Je souhaitais découvrir la célèbre série de romans de Diana Gabaldon depuis un moment déjà. A tel point qu’il y a plusieurs années, j’ai acheté d’occasion quatre intégrales regroupant à chaque fois deux tomes publiées aux Presses de la cité. J’ai donc lu le premier opus en avril : Le chardon et le tartan. J’ai passé un bon moment de lecture dans l’ensemble. Le contexte spatio-temporel de l’Écosse du XVIIIe siècle fut une découverte totale pour moi. J’ai beaucoup aimé parcourir les petits détails de la vie quotidienne dans ce pays et à cette époque grâce à la plume assez dense de Diana Gabaldon. J’ai notamment apprécié d’en apprendre davantage concernant les plantes médicinales et leurs usages dans un monde où la médecine (et l’hygiène…) n’en est qu’à ses balbutiements.

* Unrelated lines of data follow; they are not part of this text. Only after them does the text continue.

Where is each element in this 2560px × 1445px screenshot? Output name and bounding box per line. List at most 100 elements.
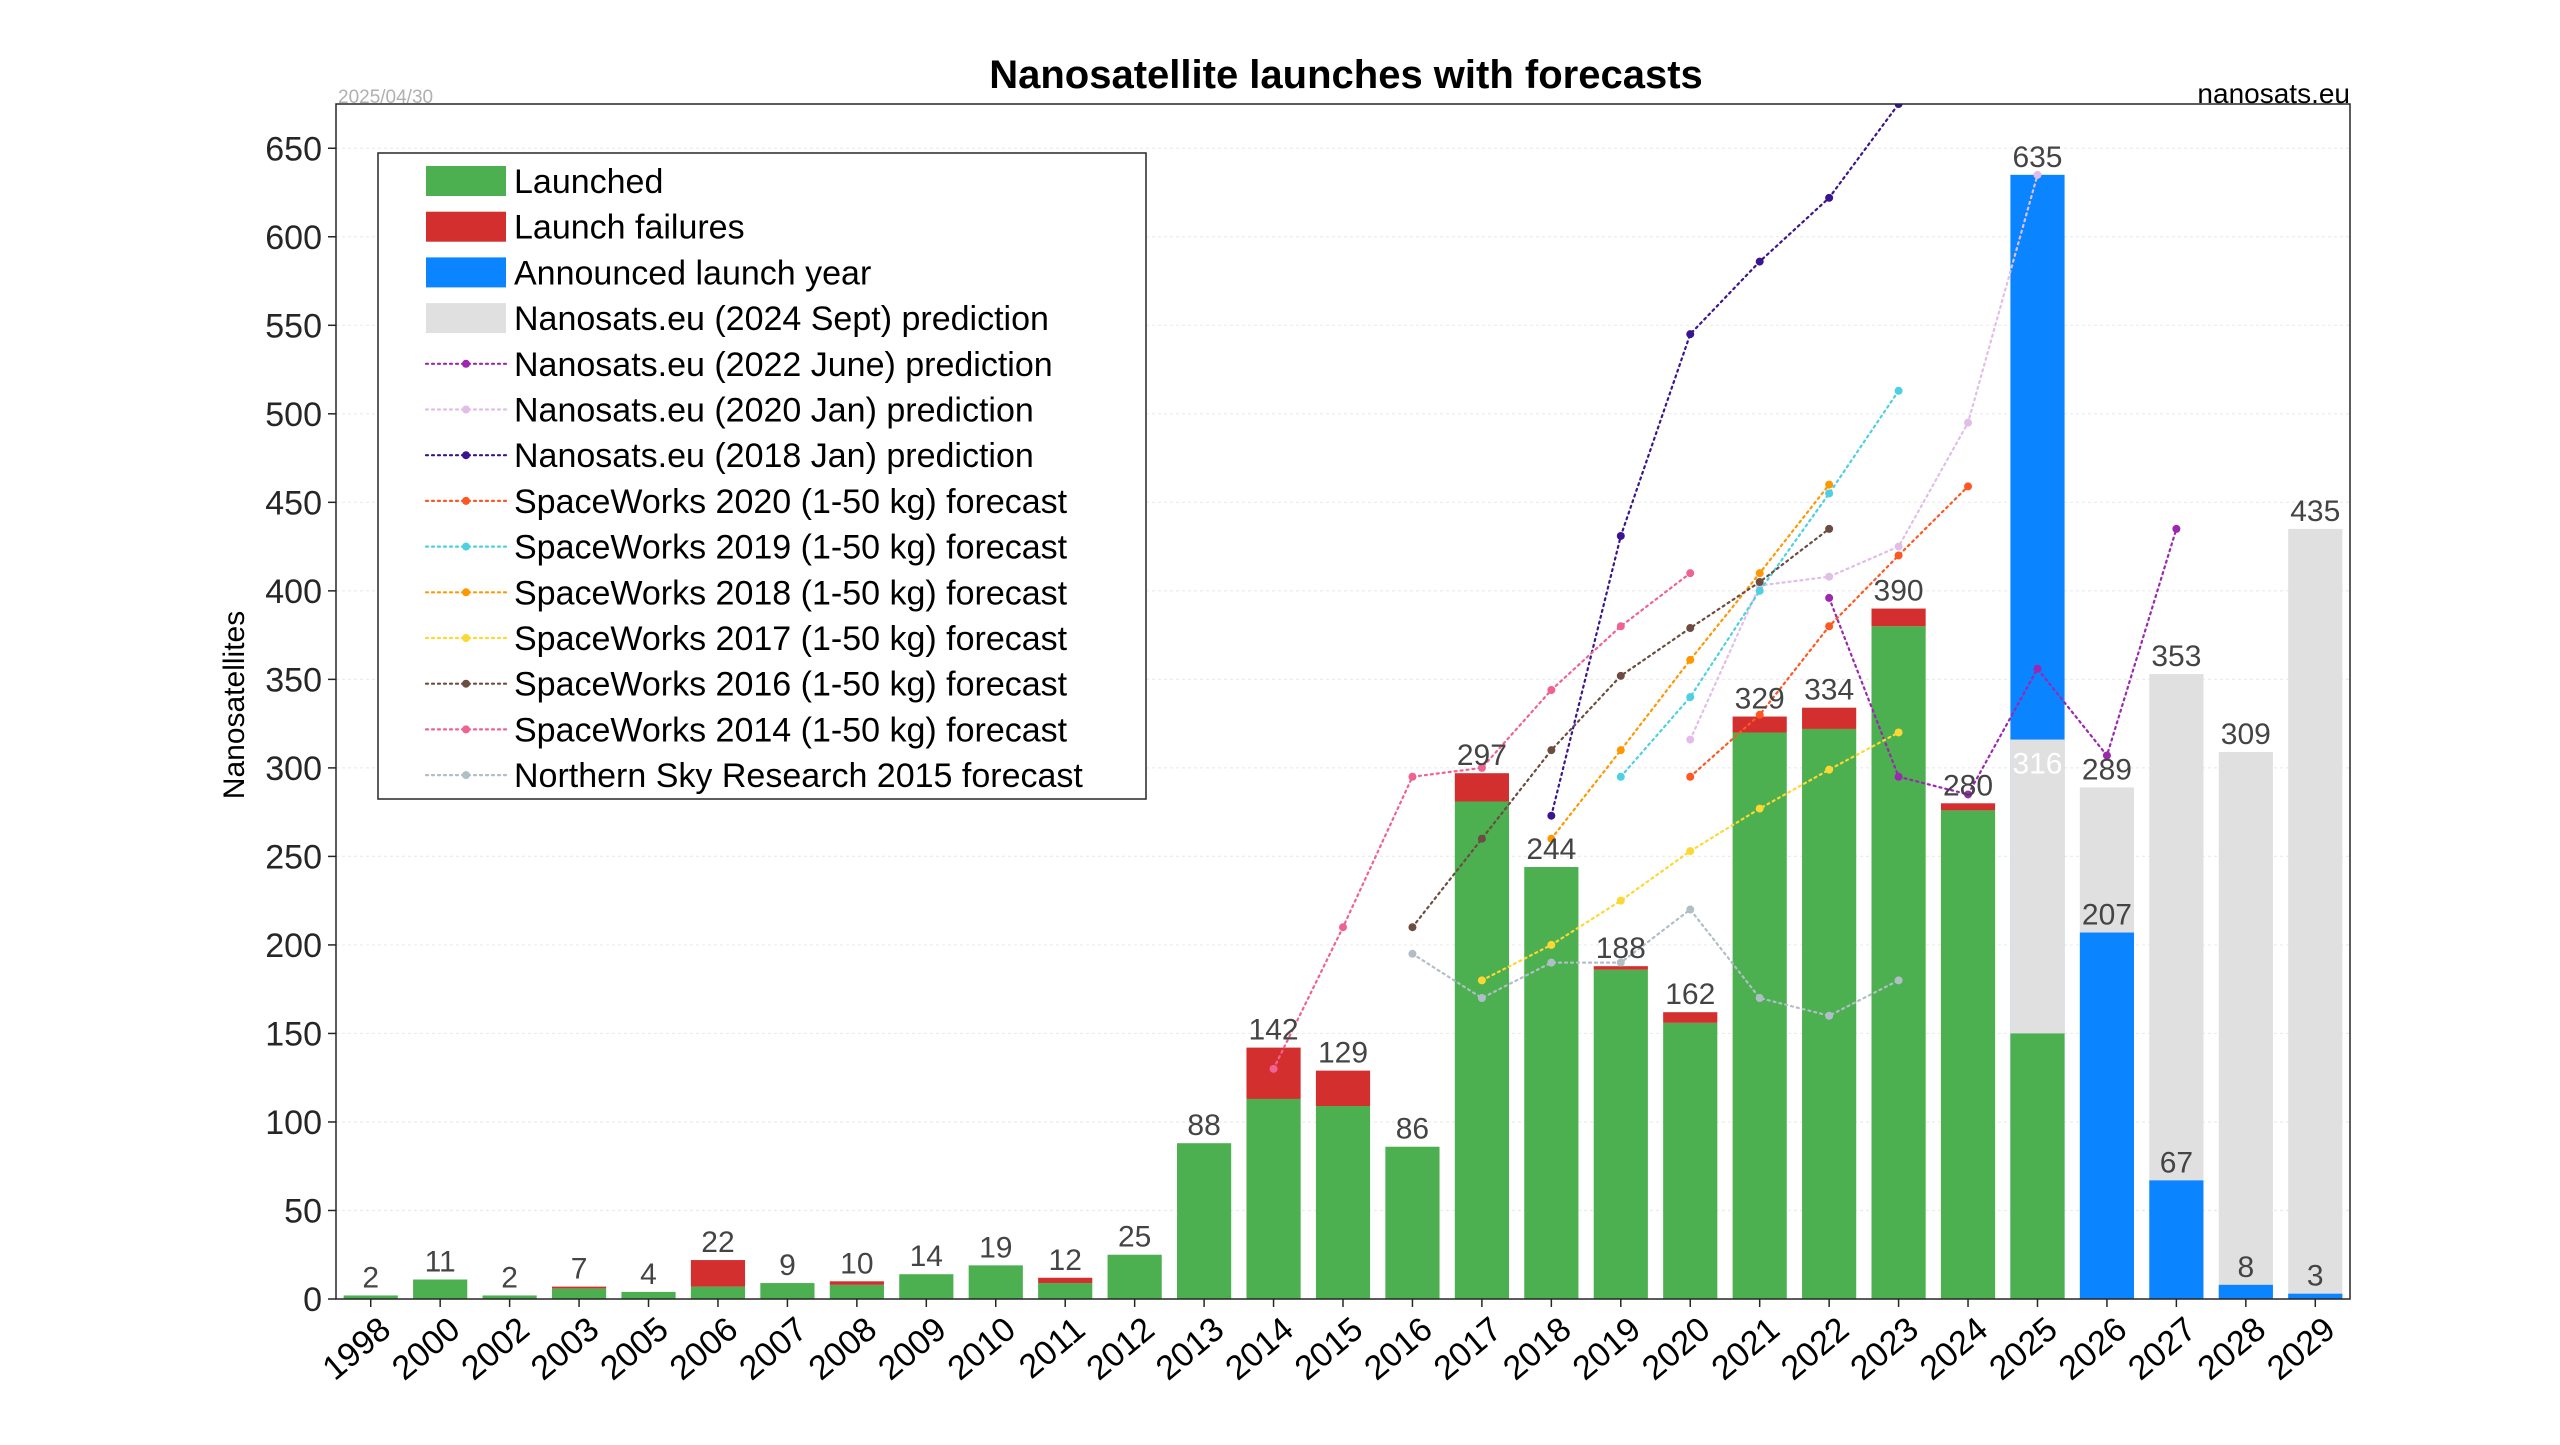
bar-label-2013-12: 88 xyxy=(1187,1109,1220,1142)
bar-label-2023-22: 390 xyxy=(1874,575,1924,608)
legend-marker-13 xyxy=(462,771,470,780)
bar-launched-2006 xyxy=(690,1286,746,1299)
bar-label-2021-20: 329 xyxy=(1735,683,1785,716)
bar-label-2002-2: 2 xyxy=(501,1261,518,1294)
bar-label-2028-30: 309 xyxy=(2221,718,2271,751)
bar-launched-2013 xyxy=(1177,1143,1232,1299)
bar-label-2019-18: 188 xyxy=(1596,932,1646,965)
line-point-9-2019 xyxy=(1616,958,1625,967)
bar-failures-2019 xyxy=(1593,966,1648,970)
legend-label-2: Announced launch year xyxy=(514,254,871,292)
bar-failures-2008 xyxy=(829,1281,884,1285)
line-point-1-2024 xyxy=(1964,418,1973,427)
y-tick-label-50: 50 xyxy=(284,1192,322,1230)
bar-label-2000-1: 11 xyxy=(425,1246,456,1279)
bar-launched-2009 xyxy=(899,1274,954,1299)
line-point-9-2016 xyxy=(1408,949,1417,958)
line-point-5-2022 xyxy=(1825,480,1834,489)
legend-label-6: Nanosats.eu (2018 Jan) prediction xyxy=(514,437,1034,475)
legend-marker-10 xyxy=(462,634,470,642)
line-series-1 xyxy=(1689,173,2039,741)
bar-label-2005-4: 4 xyxy=(640,1258,657,1291)
line-point-9-2020 xyxy=(1686,905,1695,914)
bar-failures-2020 xyxy=(1663,1012,1718,1023)
line-point-2-2018 xyxy=(1547,811,1556,820)
legend-label-0: Launched xyxy=(514,163,663,201)
bar-label-2008-7: 10 xyxy=(840,1247,873,1280)
bar-label-2014-13: 142 xyxy=(1249,1014,1299,1047)
line-point-0-2027 xyxy=(2172,524,2181,533)
y-tick-label-450: 450 xyxy=(265,484,322,522)
bar-announced-2028 xyxy=(2218,1284,2273,1299)
bar-launched-2003 xyxy=(551,1288,607,1299)
line-point-8-2018 xyxy=(1547,685,1556,694)
line-point-2-2020 xyxy=(1686,330,1695,339)
line-point-4-2019 xyxy=(1616,772,1625,781)
bars xyxy=(343,174,2343,1299)
legend-marker-8 xyxy=(462,542,470,551)
line-point-6-2018 xyxy=(1547,940,1556,949)
line-point-6-2022 xyxy=(1825,765,1834,774)
line-point-7-2022 xyxy=(1825,524,1834,533)
y-tick-label-400: 400 xyxy=(265,573,322,611)
line-series-5 xyxy=(1550,483,1831,840)
line-point-7-2021 xyxy=(1755,578,1764,586)
bar-launched-2010 xyxy=(968,1265,1023,1299)
legend-swatch-0 xyxy=(426,166,506,196)
bar-launched-2023 xyxy=(1871,626,1926,1299)
legend-marker-11 xyxy=(462,679,470,688)
line-point-2-2023 xyxy=(1894,104,1903,108)
y-tick-label-100: 100 xyxy=(265,1104,322,1142)
y-tick-label-550: 550 xyxy=(265,307,322,345)
bar-label-2024-23: 280 xyxy=(1943,769,1993,802)
line-point-0-2022 xyxy=(1825,593,1834,602)
legend-swatch-3 xyxy=(426,303,506,334)
bar-announced-2027 xyxy=(2149,1180,2204,1299)
y-tick-label-600: 600 xyxy=(265,219,322,257)
y-axis-ticks: 0 50 100 150 200 250 300 350 400 450 500 550 600 650 xyxy=(265,130,336,1319)
legend-marker-5 xyxy=(462,405,470,414)
line-point-6-2020 xyxy=(1686,847,1695,856)
bar-prediction-2025-segment xyxy=(2010,739,2065,1034)
bar-announced-2029 xyxy=(2288,1293,2343,1299)
bar-launched-2007 xyxy=(760,1283,815,1299)
bar-launched-2021 xyxy=(1732,732,1787,1299)
bar-label-2007-6: 9 xyxy=(779,1249,796,1282)
bar-label-2011-10: 12 xyxy=(1049,1244,1082,1277)
line-point-9-2022 xyxy=(1825,1011,1834,1020)
y-tick-label-500: 500 xyxy=(265,396,322,434)
line-point-4-2020 xyxy=(1686,693,1695,702)
line-point-0-2025 xyxy=(2033,664,2042,673)
line-point-3-2020 xyxy=(1686,772,1695,781)
chart-title: Nanosatellite launches with forecasts xyxy=(989,53,1703,97)
bar-label-2018-17: 244 xyxy=(1526,833,1576,866)
bar-launched-2015 xyxy=(1315,1106,1371,1299)
bar-label-2027-29: 67 xyxy=(2160,1146,2193,1179)
bar-launched-2020 xyxy=(1663,1022,1718,1299)
line-point-5-2018 xyxy=(1547,834,1556,843)
y-tick-label-150: 150 xyxy=(265,1015,322,1053)
bar-label-2022-21: 334 xyxy=(1804,674,1854,707)
legend-marker-6 xyxy=(462,451,470,460)
line-point-8-2020 xyxy=(1686,569,1695,578)
line-series-9 xyxy=(1411,907,1900,1017)
line-point-6-2017 xyxy=(1477,976,1486,985)
line-point-7-2017 xyxy=(1477,834,1486,843)
bar-failures-2024 xyxy=(1940,803,1996,811)
line-series-2 xyxy=(1550,104,1900,817)
line-point-1-2025 xyxy=(2033,170,2042,179)
legend-label-13: Northern Sky Research 2015 forecast xyxy=(514,757,1083,795)
legend-marker-12 xyxy=(462,725,470,734)
date-stamp: 2025/04/30 xyxy=(338,87,433,108)
legend-label-5: Nanosats.eu (2020 Jan) prediction xyxy=(514,392,1034,430)
bar-failures-2003 xyxy=(551,1286,607,1289)
line-point-0-2024 xyxy=(1964,790,1973,799)
line-point-8-2015 xyxy=(1339,923,1347,932)
line-point-5-2021 xyxy=(1755,569,1764,578)
bar-label-2029-32: 435 xyxy=(2290,495,2340,528)
bar-launched-2005 xyxy=(621,1291,676,1299)
bar-failures-2014 xyxy=(1246,1047,1301,1099)
legend-label-9: SpaceWorks 2018 (1-50 kg) forecast xyxy=(514,574,1068,612)
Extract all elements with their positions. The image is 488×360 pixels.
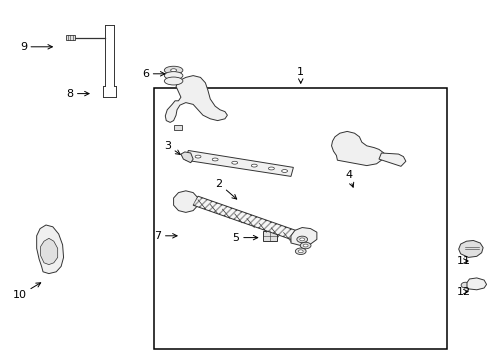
Ellipse shape [212, 158, 218, 161]
Ellipse shape [164, 72, 183, 80]
Polygon shape [165, 76, 227, 122]
Polygon shape [37, 225, 63, 274]
Ellipse shape [300, 242, 310, 249]
Polygon shape [378, 153, 405, 166]
Ellipse shape [195, 155, 201, 158]
Ellipse shape [460, 282, 469, 288]
Polygon shape [185, 150, 293, 176]
Ellipse shape [299, 238, 304, 241]
Bar [66, 35, 75, 40]
Text: 9: 9 [20, 42, 52, 52]
Ellipse shape [268, 167, 274, 170]
Ellipse shape [164, 77, 183, 85]
Text: 6: 6 [142, 69, 164, 79]
Polygon shape [193, 196, 295, 239]
Ellipse shape [251, 164, 257, 167]
Bar [173, 125, 182, 130]
Polygon shape [458, 240, 482, 257]
Text: 12: 12 [456, 287, 470, 297]
Text: 10: 10 [13, 283, 41, 300]
Text: 11: 11 [456, 256, 470, 266]
Text: 3: 3 [164, 141, 180, 154]
Polygon shape [173, 191, 198, 212]
Polygon shape [41, 238, 58, 265]
Text: 7: 7 [154, 231, 177, 241]
Text: 5: 5 [232, 233, 257, 243]
Polygon shape [466, 278, 486, 290]
Ellipse shape [296, 236, 307, 243]
Bar [263, 231, 276, 241]
Ellipse shape [170, 69, 176, 72]
Text: 2: 2 [215, 179, 236, 199]
Bar [154, 88, 447, 349]
Ellipse shape [303, 244, 307, 247]
Ellipse shape [231, 161, 237, 164]
Ellipse shape [298, 250, 303, 253]
Polygon shape [193, 197, 294, 238]
Ellipse shape [295, 248, 305, 255]
Text: 1: 1 [297, 67, 304, 83]
Text: 4: 4 [344, 170, 353, 187]
Ellipse shape [164, 66, 183, 74]
Text: 8: 8 [66, 89, 89, 99]
Ellipse shape [281, 170, 287, 172]
Polygon shape [181, 152, 193, 163]
Polygon shape [331, 131, 383, 166]
Polygon shape [290, 228, 316, 246]
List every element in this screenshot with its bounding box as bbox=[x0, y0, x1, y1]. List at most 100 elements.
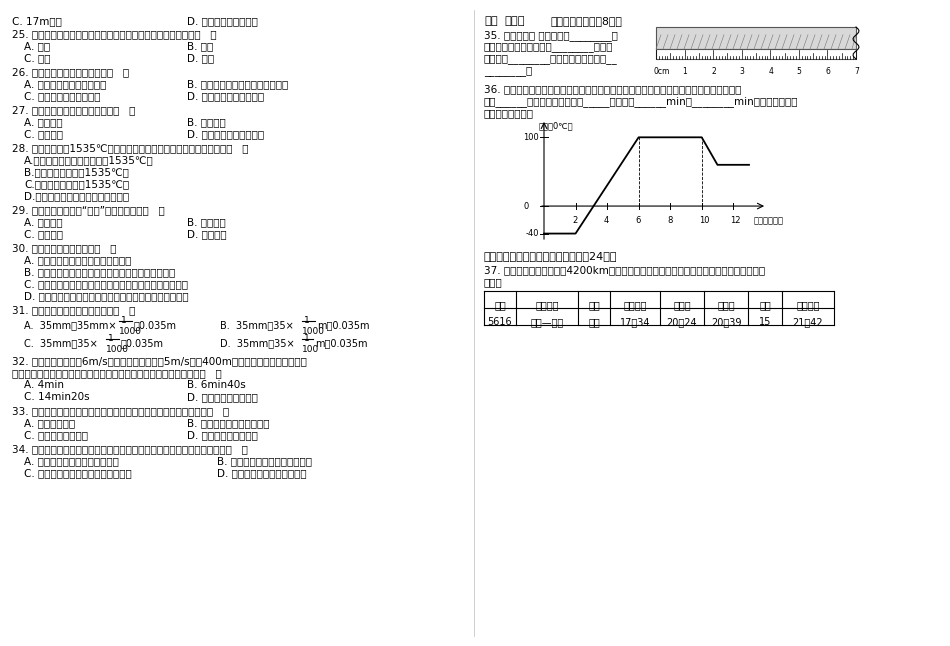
Text: 5: 5 bbox=[797, 67, 802, 76]
Text: C. 使声音的频率更大一些: C. 使声音的频率更大一些 bbox=[24, 91, 101, 101]
Text: 15: 15 bbox=[759, 317, 771, 328]
Text: 温度（0℃）: 温度（0℃） bbox=[539, 121, 574, 130]
Text: B. 在耳朵里塞上一小团棉花: B. 在耳朵里塞上一小团棉花 bbox=[187, 418, 270, 428]
Text: ＝0.035m: ＝0.035m bbox=[134, 320, 177, 330]
Text: -40: -40 bbox=[525, 229, 539, 238]
Text: A. 4min: A. 4min bbox=[24, 380, 64, 390]
Text: 31. 以下单位换算过程正确的是：（   ）: 31. 以下单位换算过程正确的是：（ ） bbox=[12, 305, 135, 315]
Text: D. 使声音的音色更好一些: D. 使声音的音色更好一些 bbox=[187, 91, 264, 101]
Text: D. 任何时间都不会相遇: D. 任何时间都不会相遇 bbox=[187, 392, 257, 402]
Text: 35. 测量长度的 基本工具是________；: 35. 测量长度的 基本工具是________； bbox=[484, 30, 618, 41]
Text: 1000: 1000 bbox=[302, 327, 325, 336]
Text: 时间（分钟）: 时间（分钟） bbox=[754, 216, 784, 225]
Text: D.固态铁的温度低于液态铁的温度。: D.固态铁的温度低于液态铁的温度。 bbox=[24, 191, 129, 201]
Text: m＝0.035m: m＝0.035m bbox=[317, 320, 370, 330]
Text: A. 一定升高: A. 一定升高 bbox=[24, 117, 63, 127]
Text: 17：34: 17：34 bbox=[619, 317, 650, 328]
Text: 四、计算题和问答题（每题六分，全24分）: 四、计算题和问答题（每题六分，全24分） bbox=[484, 251, 618, 261]
Text: C. 一定降低: C. 一定降低 bbox=[24, 129, 63, 139]
Text: 本站到: 本站到 bbox=[674, 300, 691, 310]
Text: 20：24: 20：24 bbox=[667, 317, 697, 328]
Text: 本站开: 本站开 bbox=[717, 300, 734, 310]
Text: 1000: 1000 bbox=[106, 345, 129, 354]
Text: D. 液化现象: D. 液化现象 bbox=[187, 229, 227, 239]
Text: C. 17m以内: C. 17m以内 bbox=[12, 16, 62, 26]
Text: 运行时间: 运行时间 bbox=[535, 300, 559, 310]
Text: B. 汽化: B. 汽化 bbox=[187, 41, 213, 51]
Text: 4: 4 bbox=[769, 67, 773, 76]
Text: 12: 12 bbox=[731, 216, 741, 225]
Text: 5616: 5616 bbox=[487, 317, 512, 328]
Text: 0cm: 0cm bbox=[654, 67, 671, 76]
Text: 速度。: 速度。 bbox=[484, 277, 503, 287]
Text: D.  35mm＝35×: D. 35mm＝35× bbox=[220, 338, 294, 348]
Text: C.  35mm＝35×: C. 35mm＝35× bbox=[24, 338, 98, 348]
Text: D. 站在任何远处都可以: D. 站在任何远处都可以 bbox=[187, 16, 257, 26]
Text: B.液态铁的温度高于1535℃；: B.液态铁的温度高于1535℃； bbox=[24, 167, 129, 177]
Text: 10: 10 bbox=[698, 216, 710, 225]
Text: 实验题: 实验题 bbox=[504, 16, 524, 26]
Text: D. 禁止来往车辆鸣喇叭: D. 禁止来往车辆鸣喇叭 bbox=[187, 430, 257, 440]
Text: 三、: 三、 bbox=[484, 16, 498, 26]
Text: A.液态铁和固态铁的温度都是1535℃；: A.液态铁和固态铁的温度都是1535℃； bbox=[24, 155, 154, 165]
Text: C. 男歌唱家的声音频率比女歌唱家小: C. 男歌唱家的声音频率比女歌唱家小 bbox=[24, 468, 132, 478]
Text: 点是______摄氏度，水的汸点是_____摄氏度。______min到________min的这段时间内水: 点是______摄氏度，水的汸点是_____摄氏度。______min到____… bbox=[484, 96, 799, 107]
Text: 34. 男低音歌唱放声歌唱，女高音歌唱家轻声伴唱，以下判断不正确的是：（   ）: 34. 男低音歌唱放声歌唱，女高音歌唱家轻声伴唱，以下判断不正确的是：（ ） bbox=[12, 444, 248, 454]
Text: ________。: ________。 bbox=[484, 66, 532, 76]
Text: 1: 1 bbox=[682, 67, 687, 76]
Text: 7: 7 bbox=[854, 67, 859, 76]
Text: A. 速度越大的物体，运动的路程越长: A. 速度越大的物体，运动的路程越长 bbox=[24, 255, 131, 265]
Text: 普快: 普快 bbox=[588, 317, 599, 328]
Text: 6: 6 bbox=[826, 67, 830, 76]
Text: B. 男歌唱家的音调比女歌唱家高: B. 男歌唱家的音调比女歌唱家高 bbox=[217, 456, 312, 466]
Text: B.  35mm＝35×: B. 35mm＝35× bbox=[220, 320, 294, 330]
Text: B. 在相等时间内，速度越大的物体，运动的路程越长: B. 在相等时间内，速度越大的物体，运动的路程越长 bbox=[24, 267, 175, 277]
Text: 始发时间: 始发时间 bbox=[623, 300, 647, 310]
Text: 6: 6 bbox=[636, 216, 641, 225]
Text: 25. 冬天晴在外面的衣服结了冰仍可以干，发生的物态变化是：（   ）: 25. 冬天晴在外面的衣服结了冰仍可以干，发生的物态变化是：（ ） bbox=[12, 29, 217, 39]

Nous faisons la connaissance de Claire, une jeune femme de la première moitié du XXe siècle, qui se retrouve propulsée au XVIIIe siècle lorsqu’elle traverse le cercle de pierre de Craigh na Dun. J’ai apprécié cette héroïne naturelle et spontanée. C’est une femme forte qui ne se laisse pas marcher sur les pieds! Les anachronismes qu’elle véhicule apportent une touche d’humour très agréable. Par contre, j’avoue avoir eu du mal à m’attacher à Jamie. Il m’a semblé parfois insaisissable et machiste. Vous me direz que c’était surement le cas d’une grande majorité des écossais du XVIIIe siècle mais il m’a parfois agacée. Second bémol : les scènes de sexe sont trop présentes à mon goût et n’apportent strictement rien.

Malgré les deux bémols cités ci-dessus, j’ai passé un bon moment de lecture en compagnie de la plume addictive de Diana Gabaldon. J’ai apprécié ma plongée dans l’Écosse du XVIIIe siècle aux côtés de Claire. Je suis en train de lire le tome 2 (Le Talisman) qui m’entraine dans la France de Louis XV au cœur des tractations concernant le trône d’Écosse. Je me régale!